恋の掟は夏の空
長い夜−4
公園の入り口が見える。
「入ろうか?」
「やだぁ。キスしようとしてるでしょ?ここで。劉ったら」
なんて事を言うんだろうか。
「キスしようね。って言ったのは直美でしょうが」
「そんな事いってないもん。
俺の鼻を開いた手でつまんで笑った。
「キスしないから、公園で遊ぶ?」
「あいかわらずの劉ですね・・」
瞳の中に笑顔の直美がいた。
「あのさ、この辺に幽霊坂ってあるでしょ。知ってる?」
「うん。この先を左に曲がって、信号を過ぎたら、病院があってその角を右に上がったのが幽霊坂。」
「そこ、いこうよ」
「えぇ。夜にですか・・まじででるらしいぞ」
本当に夜中にはでるらしい、って聞いたことがあった。昼間でもなんか、薄暗いのに、そこは。
「こわいんでしょ?」
「えっと、正直にいいますと、すごく苦手です」
「じゃぁ。おもしろそうだから、絶対行きたいと思います」
なんで、丁寧な言い方になったのか、全然わからなかった・
「じゃぁ。そこの坂の途中でキスしたいと思います。幽霊もビックリすると思います」
大きな通りにでる。8時半になっていた。早稲田から四谷に抜ける道だから、車はひっきりなしに走っていく。

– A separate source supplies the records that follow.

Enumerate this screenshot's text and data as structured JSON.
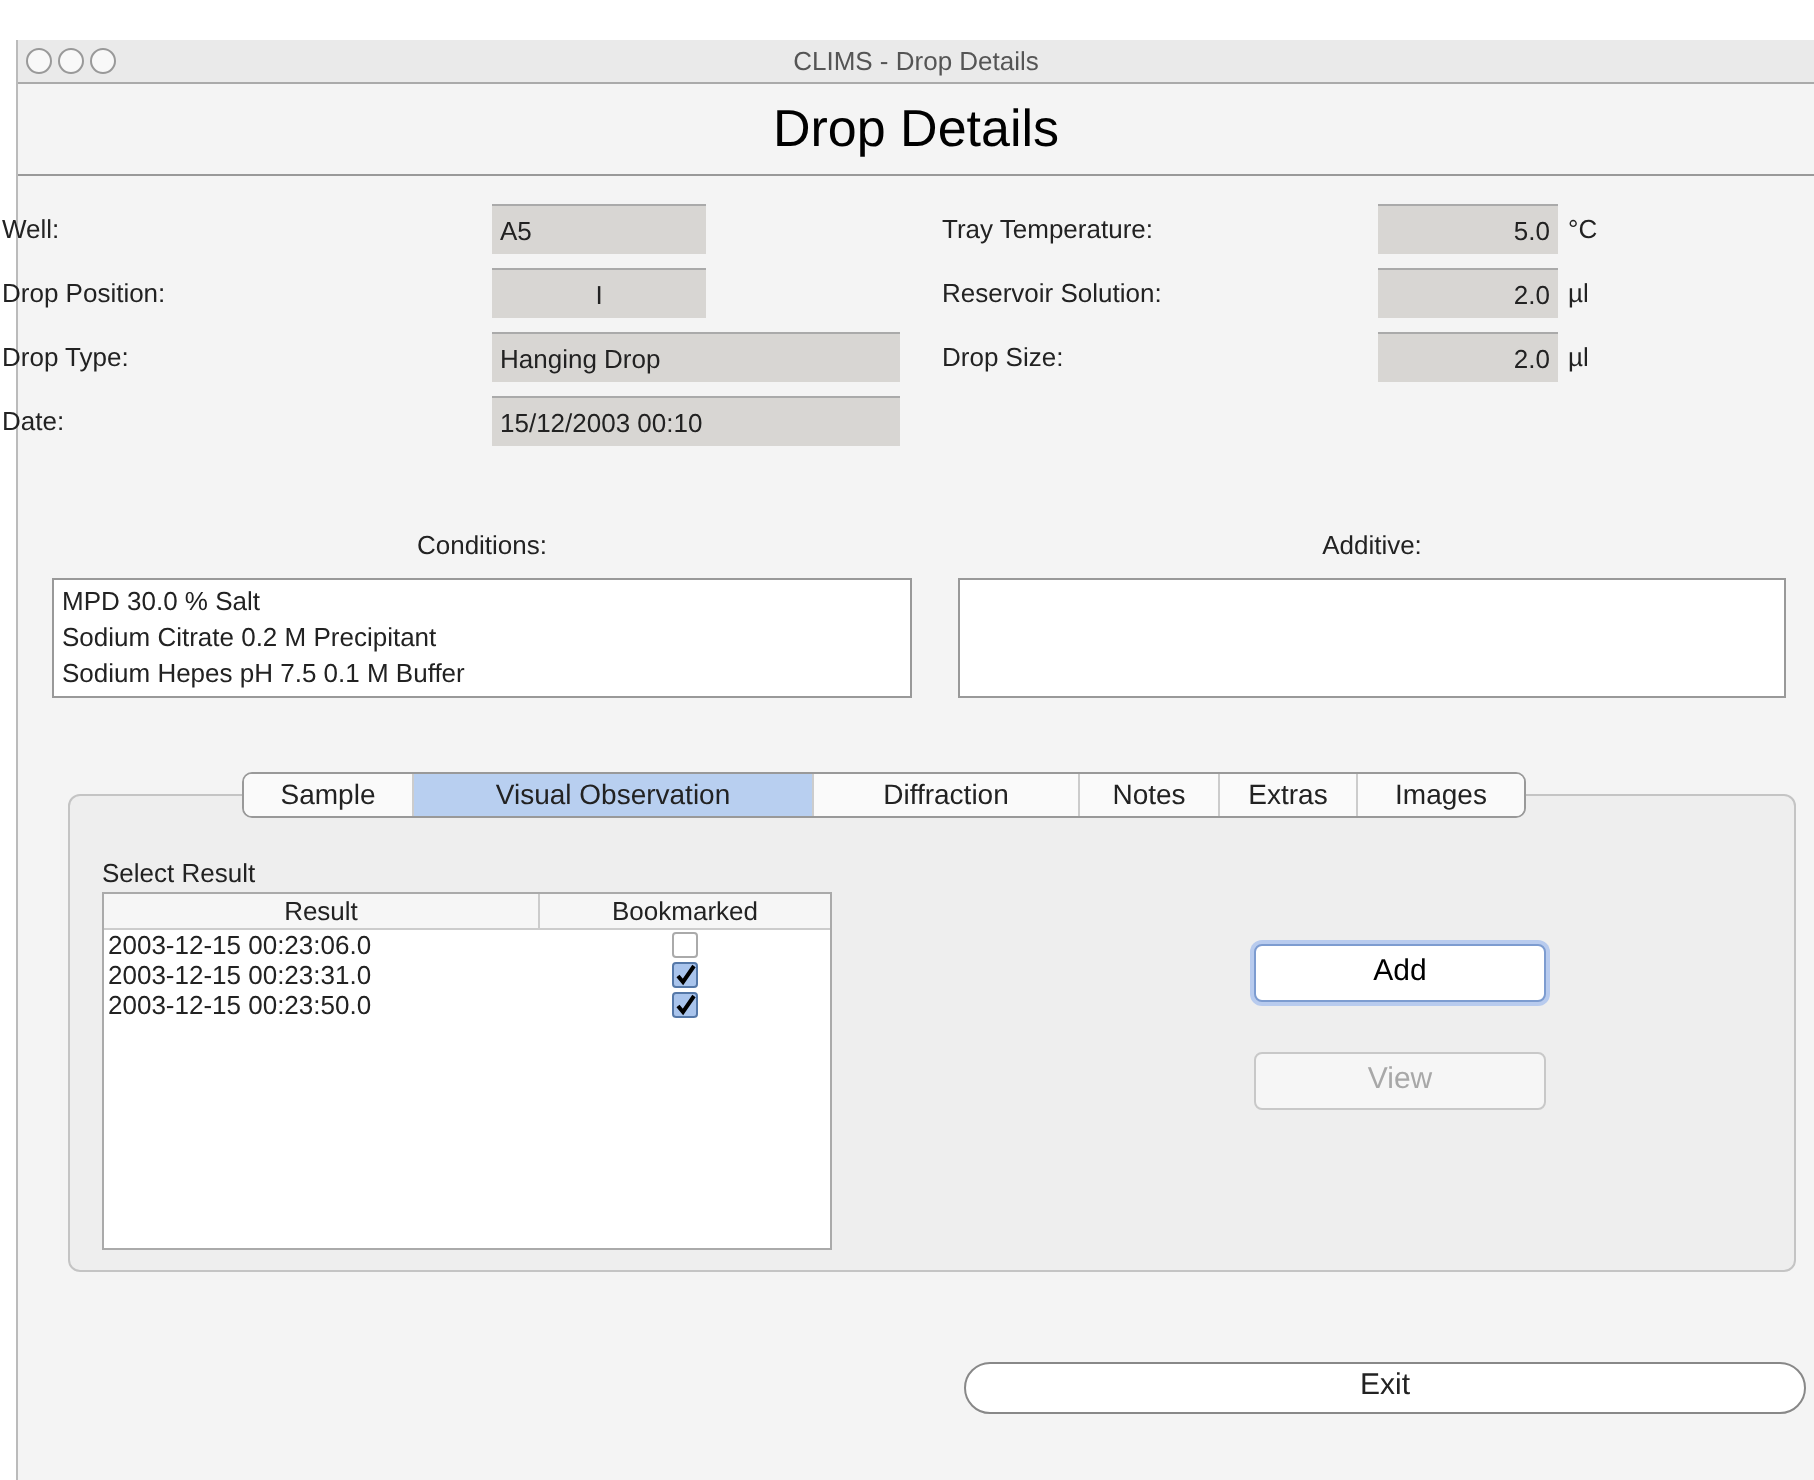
{
  "window": {
    "title": "CLIMS - Drop Details"
  },
  "heading": "Drop Details",
  "left_fields": [
    {
      "label": "Well:",
      "value": "A5",
      "kind": "short"
    },
    {
      "label": "Drop Position:",
      "value": "I",
      "kind": "centered"
    },
    {
      "label": "Drop Type:",
      "value": "Hanging Drop",
      "kind": "long"
    },
    {
      "label": "Date:",
      "value": "15/12/2003 00:10",
      "kind": "long"
    }
  ],
  "right_fields": [
    {
      "label": "Tray Temperature:",
      "value": "5.0",
      "unit": "°C"
    },
    {
      "label": "Reservoir Solution:",
      "value": "2.0",
      "unit": "µl"
    },
    {
      "label": "Drop Size:",
      "value": "2.0",
      "unit": "µl"
    }
  ],
  "conditions": {
    "label": "Conditions:",
    "lines": [
      "MPD 30.0 % Salt",
      "Sodium Citrate 0.2 M Precipitant",
      "Sodium Hepes pH 7.5 0.1 M Buffer"
    ]
  },
  "additive": {
    "label": "Additive:"
  },
  "tabs": [
    {
      "label": "Sample",
      "selected": false
    },
    {
      "label": "Visual Observation",
      "selected": true
    },
    {
      "label": "Diffraction",
      "selected": false
    },
    {
      "label": "Notes",
      "selected": false
    },
    {
      "label": "Extras",
      "selected": false
    },
    {
      "label": "Images",
      "selected": false
    }
  ],
  "results": {
    "label": "Select Result",
    "columns": [
      "Result",
      "Bookmarked"
    ],
    "rows": [
      {
        "result": "2003-12-15 00:23:06.0",
        "bookmarked": false
      },
      {
        "result": "2003-12-15 00:23:31.0",
        "bookmarked": true
      },
      {
        "result": "2003-12-15 00:23:50.0",
        "bookmarked": true
      }
    ]
  },
  "buttons": [
    {
      "label": "Add",
      "default": true,
      "disabled": false
    },
    {
      "label": "View",
      "default": false,
      "disabled": true
    }
  ],
  "exit_button": {
    "label": "Exit"
  }
}
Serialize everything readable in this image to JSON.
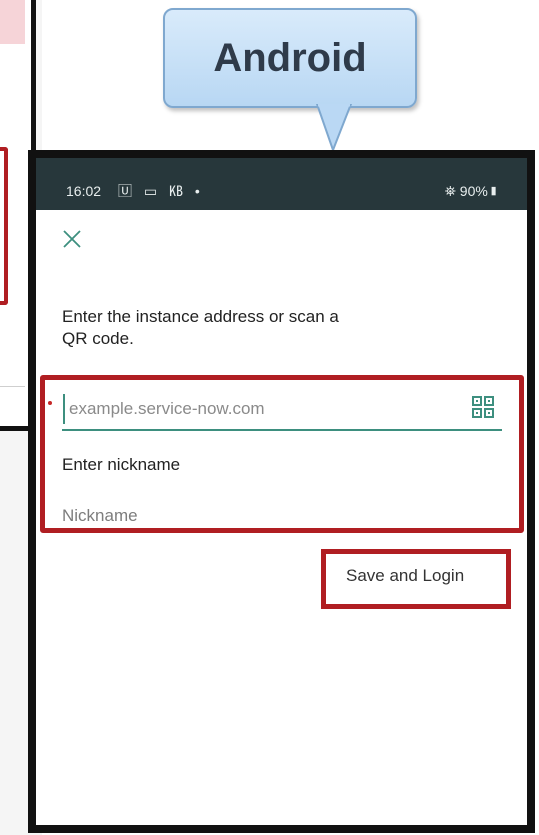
{
  "callout": {
    "label": "Android"
  },
  "status_bar": {
    "time": "16:02",
    "left_icons": "🅄 ▭ ㎅ •",
    "battery": "⛯ 90%▮"
  },
  "form": {
    "prompt": "Enter the instance address or scan a QR code.",
    "instance_placeholder": "example.service-now.com",
    "nickname_label": "Enter nickname",
    "nickname_placeholder": "Nickname",
    "save_label": "Save and Login"
  },
  "colors": {
    "accent": "#3d8f7f",
    "highlight": "#b01e22",
    "status_bg": "#27373b",
    "callout_bg": "#c8e1f7"
  }
}
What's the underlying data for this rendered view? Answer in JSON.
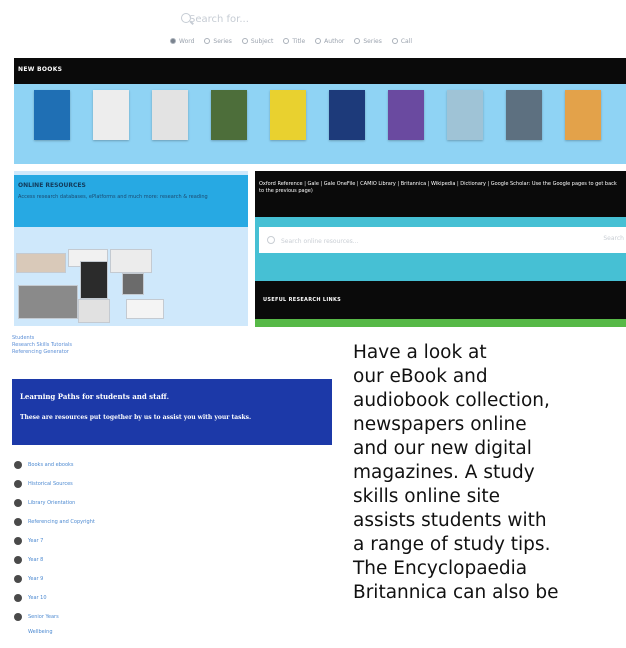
{
  "top": {
    "search_placeholder": "Search for...",
    "filters": [
      {
        "label": "Word",
        "selected": true
      },
      {
        "label": "Series",
        "selected": false
      },
      {
        "label": "Subject",
        "selected": false
      },
      {
        "label": "Title",
        "selected": false
      },
      {
        "label": "Author",
        "selected": false
      },
      {
        "label": "Series",
        "selected": false
      },
      {
        "label": "Call",
        "selected": false
      }
    ]
  },
  "new_books": {
    "title": "NEW BOOKS",
    "covers": [
      {
        "color": "#1f6fb4"
      },
      {
        "color": "#ededed"
      },
      {
        "color": "#e3e3e3"
      },
      {
        "color": "#4d6e3a"
      },
      {
        "color": "#e9d12f"
      },
      {
        "color": "#1d3a7a"
      },
      {
        "color": "#6a4aa0"
      },
      {
        "color": "#9fc3d6"
      },
      {
        "color": "#5d7080"
      },
      {
        "color": "#e3a24a"
      }
    ]
  },
  "online_resources": {
    "title": "ONLINE RESOURCES",
    "description": "Access research databases, ePlatforms and much more: research & reading"
  },
  "right_panel": {
    "links_text": "Oxford Reference | Gale | Gale OneFile | CAMIO Library | Britannica | Wikipedia | Dictionary | Google Scholar: Use the Google pages to get back to the previous page)",
    "search_placeholder": "Search online resources...",
    "search_button": "Search",
    "useful_title": "USEFUL RESEARCH LINKS"
  },
  "lower": {
    "small_links": [
      "Students",
      "Research Skills Tutorials",
      "Referencing Generator"
    ],
    "paths_title": "Learning Paths for students and staff.",
    "paths_desc": "These are resources put together by us to assist you with your tasks.",
    "path_items": [
      "Books and ebooks",
      "Historical Sources",
      "Library Orientation",
      "Referencing and Copyright",
      "Year 7",
      "Year 8",
      "Year 9",
      "Year 10",
      "Senior Years"
    ],
    "path_sub": "Wellbeing"
  },
  "paragraph": "Have a look at\nour eBook and\naudiobook collection,\nnewspapers online\nand our new digital\nmagazines.  A study\nskills online site\nassists students with\na range of study tips.\nThe Encyclopaedia\nBritannica can also be"
}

ヘッドライトと、街灯に腕を組んだ、18歳の俺と直美が照らされている。
こんなに長く腕を組んで歩いたのは初めてだった。
なのに、なんでこんなに自然なんだろう。
「病院ってあれ?」
「うわ、そう、あの病院がもう、すでに出そうでしょが・・・あそこさ、神経科・・ってのあるんだぞ。昼間見ても、暗い病院なのに・・なんか・・・」
「うーん。でも病院じゃないんでしょ?でるのは」
「その隣ののぼり坂が幽霊坂・・途中に階段あってさ。昼間1回見たことあるけど暗いんだってば・・昼間でも・・」
「なんか、そんなに劉ってだめなわけ?」
「ダメよ。遊園地のお化け屋敷で子供の頃泣いた記憶あるもん」
かっこわりぃい、って思ったけど、それよりも苦手なんだから。
「ねぇ、ここ?」
「そう」
俺は明るい道路側の車を眼で追いかけながら坂は見ないようにしていた。
「わー。ここは出そうよ。劉」
坂の上をのぞいているらしい。
「だから、でるんだってば」
道路を見ていた
「さ、上ろうよ。キスしてくれるんでしょ?」
「言ってないってば、そんなこと」
しらばっくれるが1番にきまってる。
「ひどーい。初めてキスするんじゃないの?」
「初めてじゃないでしょうが」
さっき、寝てる間にキスしたのに、って思った。あれが初めてじゃん。
「あああ、誰かとまちがえてるでしょ、劉ったら、ひどーい」
「さっき、寝てるときにキスしたじゃん。俺に」
「え、してないよ。寝ぼけてたんじゃないの?」
言葉につまっている俺がいる。
「じゃ、いいや、ちょっと行って来るから、ここで待ってて」
「一人でいく?マジで?どうしても?いく?」
おれは、ものすごい早口だった。
「いいよ、劉は無理しなくっても、泣いたらこまるし」
すっげぇ笑いながら、直美はもう坂を走って上りだして行った。
やべー、マジで思った。
10秒もしない間に直美の大きな声が聞こえた。
「劉ぅぅー。来てぇー」
やべー走り出しいた。
「直美ぃー。」
階段を駆け上がる。直美が坂の上でしゃがんでいた。
「だいじょうぶか?転んじゃったのか?」
息が切れていた。
座り込んで、直美は俺の顔をのぞきこんでいる。
「大丈夫か?」
直美はすくっと立ち上がった。
「大丈夫だよ。劉。早いねー足!」
「あ、だまされた?俺?」
「うん。バッカみたい劉、必死な顔しちゃって・・」
まだ、息がきれているのに、笑われている。
「キスしよう 劉。」
だまって、引き寄せててゆっくりキスをした。
直美の唇は、初めてのキスよりもずっとやわらかく甘い。
直美の手はしっかり、つよく、俺の背中をだきしめている。
俺の手も優しく強く、直美の全てを抱きしめている。
「ずっと、側にいてね劉。今日からずっとずっと私だけの劉になって・・」
唇を離しながら、見つめられた。
言い終わると直美は涙を流しながらキスをしてきた。それは頬に伝わり、口元に触れる涙のキスだった。
泣いている直美は初めてだった。
震えている体を しっかりと受け止めている自分がいた。
幽霊坂の幽霊は僕たちを見て、笑っているのだろうか。